User experienced high rate of restarts, but each time had downloaded a significant portion of the file and then the download restarted from the beginning (because of md5 mismatch on the whole file).
We should check the logic to make sure there aren't unexpected ways the download seems to be completed but isn't; and if there is a possibility of restarting from the previous point.
This is sort of related to the current issue: our progress bar percentage calculation is wrong
the 'content-length' header is the size of the respose body. However if it is encoded in any way (e.g. gzip), then 'content-length' no longer reflects the size of the downloaded file. when we use a data chunk from response.iter_content(), the chunk has already been decoded so len(chunk) is not guaranteed to be the same length as the number of bytes read from the body.
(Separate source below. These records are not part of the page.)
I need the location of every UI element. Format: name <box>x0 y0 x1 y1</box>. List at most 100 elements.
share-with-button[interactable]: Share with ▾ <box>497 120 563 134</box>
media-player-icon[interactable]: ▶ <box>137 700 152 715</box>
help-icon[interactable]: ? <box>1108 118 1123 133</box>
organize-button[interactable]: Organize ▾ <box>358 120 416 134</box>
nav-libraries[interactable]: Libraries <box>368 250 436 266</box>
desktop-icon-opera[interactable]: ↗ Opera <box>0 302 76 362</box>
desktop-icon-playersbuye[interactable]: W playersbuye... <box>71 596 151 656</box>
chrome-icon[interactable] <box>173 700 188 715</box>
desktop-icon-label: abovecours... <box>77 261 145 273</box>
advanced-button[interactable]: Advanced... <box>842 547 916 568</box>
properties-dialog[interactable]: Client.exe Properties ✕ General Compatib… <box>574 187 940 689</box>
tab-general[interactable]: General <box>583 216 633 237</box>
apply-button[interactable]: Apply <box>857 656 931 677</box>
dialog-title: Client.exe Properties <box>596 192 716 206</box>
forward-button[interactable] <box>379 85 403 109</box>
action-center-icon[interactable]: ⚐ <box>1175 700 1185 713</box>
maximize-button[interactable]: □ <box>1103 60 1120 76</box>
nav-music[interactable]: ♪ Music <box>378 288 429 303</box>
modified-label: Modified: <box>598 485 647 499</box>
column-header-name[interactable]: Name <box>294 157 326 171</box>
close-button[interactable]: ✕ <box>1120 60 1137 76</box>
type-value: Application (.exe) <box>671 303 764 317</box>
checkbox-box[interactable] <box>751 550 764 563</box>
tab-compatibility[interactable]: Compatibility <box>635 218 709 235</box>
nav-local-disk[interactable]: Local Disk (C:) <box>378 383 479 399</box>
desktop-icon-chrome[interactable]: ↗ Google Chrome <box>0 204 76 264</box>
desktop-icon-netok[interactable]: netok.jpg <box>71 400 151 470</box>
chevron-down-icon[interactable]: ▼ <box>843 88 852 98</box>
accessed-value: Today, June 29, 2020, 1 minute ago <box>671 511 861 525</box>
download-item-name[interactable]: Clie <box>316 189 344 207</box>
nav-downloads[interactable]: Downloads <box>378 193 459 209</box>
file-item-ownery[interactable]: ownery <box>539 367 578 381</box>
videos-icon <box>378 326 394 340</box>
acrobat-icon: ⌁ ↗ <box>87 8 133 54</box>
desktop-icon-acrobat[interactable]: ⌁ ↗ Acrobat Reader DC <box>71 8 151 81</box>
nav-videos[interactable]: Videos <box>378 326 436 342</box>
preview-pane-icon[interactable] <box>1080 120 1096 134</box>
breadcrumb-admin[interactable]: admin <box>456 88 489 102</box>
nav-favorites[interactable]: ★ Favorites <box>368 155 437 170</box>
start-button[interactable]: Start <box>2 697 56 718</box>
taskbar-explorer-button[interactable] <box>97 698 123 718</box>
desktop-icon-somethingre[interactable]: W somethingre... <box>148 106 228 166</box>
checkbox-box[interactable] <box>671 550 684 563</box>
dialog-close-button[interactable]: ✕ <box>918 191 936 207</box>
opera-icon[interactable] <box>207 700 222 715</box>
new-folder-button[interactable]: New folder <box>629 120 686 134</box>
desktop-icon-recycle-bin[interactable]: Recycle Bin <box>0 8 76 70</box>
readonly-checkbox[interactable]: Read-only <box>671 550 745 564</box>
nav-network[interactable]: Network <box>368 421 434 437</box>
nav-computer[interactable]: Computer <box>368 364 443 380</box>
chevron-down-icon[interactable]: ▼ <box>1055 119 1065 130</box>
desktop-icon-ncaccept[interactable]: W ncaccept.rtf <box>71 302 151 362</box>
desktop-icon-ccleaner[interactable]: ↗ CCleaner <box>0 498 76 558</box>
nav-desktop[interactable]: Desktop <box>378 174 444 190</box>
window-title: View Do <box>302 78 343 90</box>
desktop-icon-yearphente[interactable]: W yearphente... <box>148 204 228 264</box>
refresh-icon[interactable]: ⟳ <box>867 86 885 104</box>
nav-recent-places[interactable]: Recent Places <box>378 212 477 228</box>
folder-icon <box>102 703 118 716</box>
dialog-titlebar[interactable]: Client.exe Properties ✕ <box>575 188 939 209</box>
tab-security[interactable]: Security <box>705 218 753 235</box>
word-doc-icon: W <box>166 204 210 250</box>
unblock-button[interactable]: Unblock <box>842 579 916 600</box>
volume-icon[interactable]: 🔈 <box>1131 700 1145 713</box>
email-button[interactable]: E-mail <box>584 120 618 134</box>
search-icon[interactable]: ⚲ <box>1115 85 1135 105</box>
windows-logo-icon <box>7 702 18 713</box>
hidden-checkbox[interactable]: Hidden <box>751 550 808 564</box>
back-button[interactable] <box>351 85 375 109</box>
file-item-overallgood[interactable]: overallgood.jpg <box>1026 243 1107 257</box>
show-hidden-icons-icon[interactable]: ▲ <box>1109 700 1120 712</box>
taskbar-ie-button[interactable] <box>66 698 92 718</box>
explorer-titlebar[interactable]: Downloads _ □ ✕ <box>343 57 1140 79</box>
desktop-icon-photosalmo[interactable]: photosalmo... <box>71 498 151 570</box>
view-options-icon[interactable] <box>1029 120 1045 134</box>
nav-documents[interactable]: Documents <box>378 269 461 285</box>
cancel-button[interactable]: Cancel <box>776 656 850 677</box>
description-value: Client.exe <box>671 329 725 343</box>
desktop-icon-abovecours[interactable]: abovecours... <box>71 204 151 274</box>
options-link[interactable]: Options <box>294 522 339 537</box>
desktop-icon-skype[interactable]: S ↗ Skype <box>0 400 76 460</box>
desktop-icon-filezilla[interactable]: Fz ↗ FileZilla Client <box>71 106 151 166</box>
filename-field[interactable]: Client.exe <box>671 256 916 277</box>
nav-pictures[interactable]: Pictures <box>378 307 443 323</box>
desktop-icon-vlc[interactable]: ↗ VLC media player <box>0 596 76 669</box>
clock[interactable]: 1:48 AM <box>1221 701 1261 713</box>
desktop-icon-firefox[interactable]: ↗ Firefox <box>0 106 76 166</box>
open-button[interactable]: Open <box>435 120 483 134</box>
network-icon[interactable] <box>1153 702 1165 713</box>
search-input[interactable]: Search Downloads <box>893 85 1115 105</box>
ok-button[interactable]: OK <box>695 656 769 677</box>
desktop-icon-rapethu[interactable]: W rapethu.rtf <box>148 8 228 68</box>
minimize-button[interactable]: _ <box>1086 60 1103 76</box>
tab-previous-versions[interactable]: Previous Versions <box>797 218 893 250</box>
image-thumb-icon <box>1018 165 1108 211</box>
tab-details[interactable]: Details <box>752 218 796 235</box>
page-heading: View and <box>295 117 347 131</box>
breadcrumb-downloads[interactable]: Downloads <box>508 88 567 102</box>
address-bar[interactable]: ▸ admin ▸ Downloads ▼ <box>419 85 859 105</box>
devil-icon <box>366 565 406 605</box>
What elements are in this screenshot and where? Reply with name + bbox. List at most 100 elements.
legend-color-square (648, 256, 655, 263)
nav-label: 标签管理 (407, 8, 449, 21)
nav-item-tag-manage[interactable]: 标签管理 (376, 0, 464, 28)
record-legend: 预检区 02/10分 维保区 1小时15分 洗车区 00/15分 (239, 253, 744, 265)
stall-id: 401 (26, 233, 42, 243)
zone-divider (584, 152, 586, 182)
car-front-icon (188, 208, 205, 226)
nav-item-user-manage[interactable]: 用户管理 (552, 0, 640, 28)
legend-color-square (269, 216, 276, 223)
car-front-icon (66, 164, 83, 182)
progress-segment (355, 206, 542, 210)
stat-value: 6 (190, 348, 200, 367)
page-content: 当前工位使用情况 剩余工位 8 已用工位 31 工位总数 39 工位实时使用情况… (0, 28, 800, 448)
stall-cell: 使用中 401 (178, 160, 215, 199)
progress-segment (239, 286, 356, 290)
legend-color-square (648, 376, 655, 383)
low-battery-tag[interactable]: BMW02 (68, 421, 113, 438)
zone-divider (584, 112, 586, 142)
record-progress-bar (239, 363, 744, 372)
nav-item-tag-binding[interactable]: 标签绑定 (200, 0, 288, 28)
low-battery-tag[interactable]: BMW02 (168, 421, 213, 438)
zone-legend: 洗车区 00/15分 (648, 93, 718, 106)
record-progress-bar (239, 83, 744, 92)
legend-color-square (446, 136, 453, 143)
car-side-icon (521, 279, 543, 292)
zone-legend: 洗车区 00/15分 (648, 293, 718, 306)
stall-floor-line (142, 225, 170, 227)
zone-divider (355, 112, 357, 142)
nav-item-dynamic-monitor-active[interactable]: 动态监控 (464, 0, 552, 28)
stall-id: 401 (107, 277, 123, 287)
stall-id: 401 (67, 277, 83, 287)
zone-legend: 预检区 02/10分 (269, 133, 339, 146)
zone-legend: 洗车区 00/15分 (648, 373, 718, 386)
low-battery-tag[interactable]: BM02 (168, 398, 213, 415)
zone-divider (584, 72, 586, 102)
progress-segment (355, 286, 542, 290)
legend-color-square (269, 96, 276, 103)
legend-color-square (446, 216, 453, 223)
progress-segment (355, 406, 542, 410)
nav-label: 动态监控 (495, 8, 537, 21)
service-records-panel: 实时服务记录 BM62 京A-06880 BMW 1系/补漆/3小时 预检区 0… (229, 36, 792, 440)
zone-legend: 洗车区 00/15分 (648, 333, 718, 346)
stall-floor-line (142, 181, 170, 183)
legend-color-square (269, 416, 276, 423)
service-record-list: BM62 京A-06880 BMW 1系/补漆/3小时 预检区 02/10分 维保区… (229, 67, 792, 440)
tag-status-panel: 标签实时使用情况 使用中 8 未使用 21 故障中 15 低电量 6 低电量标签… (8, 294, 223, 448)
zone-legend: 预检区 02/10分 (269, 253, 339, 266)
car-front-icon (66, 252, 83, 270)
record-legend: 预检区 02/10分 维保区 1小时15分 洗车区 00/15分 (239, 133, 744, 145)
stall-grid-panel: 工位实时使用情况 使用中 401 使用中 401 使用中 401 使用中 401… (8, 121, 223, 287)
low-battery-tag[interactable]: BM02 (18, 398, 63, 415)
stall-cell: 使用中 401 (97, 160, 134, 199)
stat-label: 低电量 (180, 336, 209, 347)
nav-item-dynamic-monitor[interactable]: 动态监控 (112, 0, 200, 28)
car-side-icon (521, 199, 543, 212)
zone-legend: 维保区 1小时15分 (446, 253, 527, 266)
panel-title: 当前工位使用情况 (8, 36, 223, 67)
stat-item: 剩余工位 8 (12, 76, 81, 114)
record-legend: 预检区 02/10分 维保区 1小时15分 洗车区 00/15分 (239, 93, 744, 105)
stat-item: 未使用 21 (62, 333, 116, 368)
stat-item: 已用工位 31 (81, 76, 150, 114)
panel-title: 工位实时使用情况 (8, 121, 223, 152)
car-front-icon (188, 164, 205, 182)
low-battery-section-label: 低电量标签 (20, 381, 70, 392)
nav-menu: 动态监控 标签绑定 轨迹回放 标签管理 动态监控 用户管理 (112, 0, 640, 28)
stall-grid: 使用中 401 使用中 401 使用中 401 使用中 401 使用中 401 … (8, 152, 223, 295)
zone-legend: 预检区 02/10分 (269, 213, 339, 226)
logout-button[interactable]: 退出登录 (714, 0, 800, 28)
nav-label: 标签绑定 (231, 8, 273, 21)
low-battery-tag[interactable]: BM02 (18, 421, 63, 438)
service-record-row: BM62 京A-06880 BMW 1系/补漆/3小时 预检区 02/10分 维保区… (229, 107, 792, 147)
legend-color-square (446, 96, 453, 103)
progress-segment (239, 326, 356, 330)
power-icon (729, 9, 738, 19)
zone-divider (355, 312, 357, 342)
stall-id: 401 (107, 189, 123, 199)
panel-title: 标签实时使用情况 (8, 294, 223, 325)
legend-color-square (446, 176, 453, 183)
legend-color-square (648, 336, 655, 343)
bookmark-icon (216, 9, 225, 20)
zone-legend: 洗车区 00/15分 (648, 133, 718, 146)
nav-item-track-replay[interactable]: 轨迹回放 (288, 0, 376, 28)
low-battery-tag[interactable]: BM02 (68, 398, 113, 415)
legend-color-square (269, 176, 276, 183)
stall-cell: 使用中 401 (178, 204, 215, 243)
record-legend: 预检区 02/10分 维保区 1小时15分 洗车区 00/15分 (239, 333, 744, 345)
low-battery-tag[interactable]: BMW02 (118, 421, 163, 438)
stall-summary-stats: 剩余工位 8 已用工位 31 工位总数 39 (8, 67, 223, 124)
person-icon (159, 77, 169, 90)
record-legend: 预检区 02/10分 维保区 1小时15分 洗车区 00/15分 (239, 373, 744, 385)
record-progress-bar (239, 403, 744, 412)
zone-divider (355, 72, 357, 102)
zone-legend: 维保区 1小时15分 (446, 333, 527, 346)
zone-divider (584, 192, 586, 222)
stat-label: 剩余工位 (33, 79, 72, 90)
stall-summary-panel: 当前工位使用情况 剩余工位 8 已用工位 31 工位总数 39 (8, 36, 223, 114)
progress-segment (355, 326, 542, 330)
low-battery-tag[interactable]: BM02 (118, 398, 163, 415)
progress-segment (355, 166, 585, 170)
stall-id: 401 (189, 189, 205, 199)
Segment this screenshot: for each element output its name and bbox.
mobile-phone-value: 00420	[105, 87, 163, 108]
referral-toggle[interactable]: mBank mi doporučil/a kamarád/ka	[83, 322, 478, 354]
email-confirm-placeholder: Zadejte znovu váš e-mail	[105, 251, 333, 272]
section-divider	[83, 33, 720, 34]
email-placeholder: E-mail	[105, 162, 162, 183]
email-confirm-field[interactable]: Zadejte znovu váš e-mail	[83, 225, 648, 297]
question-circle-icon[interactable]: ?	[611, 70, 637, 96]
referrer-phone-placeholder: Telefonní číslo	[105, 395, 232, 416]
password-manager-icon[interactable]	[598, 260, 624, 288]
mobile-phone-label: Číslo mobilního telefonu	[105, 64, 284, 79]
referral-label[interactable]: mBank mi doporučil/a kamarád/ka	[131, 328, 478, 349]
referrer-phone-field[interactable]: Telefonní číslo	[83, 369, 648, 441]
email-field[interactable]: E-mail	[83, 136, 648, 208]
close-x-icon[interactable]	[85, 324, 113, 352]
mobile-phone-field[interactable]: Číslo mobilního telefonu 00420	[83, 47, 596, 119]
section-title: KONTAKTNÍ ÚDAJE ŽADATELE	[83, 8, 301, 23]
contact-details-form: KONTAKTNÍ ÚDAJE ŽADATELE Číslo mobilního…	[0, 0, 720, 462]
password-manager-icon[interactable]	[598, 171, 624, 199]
one example is from test_command_line_client.py:test_command_line_store_and_submit() line 505. It tries to download an external link: https://www.synapse.org/Portal/clear.cache.gif.
For this file, 'content-length' is 55 but the actual decoded size is 43 since there are extra headers for gzip encoding we end up with this being displayed at the end of the file download:
However for larger files, the encoded size should be smaller than the actual decoded file size so I'm still not sure how the user is getting his error. This is just something I noticed when I added logic for comparing written bytes to 'content-length'
Still can't reproduce the bug download stopping early bug but the retrying if bytes transferred < content-length header should work properly now.
Tried again with original test and could not get the same error as before.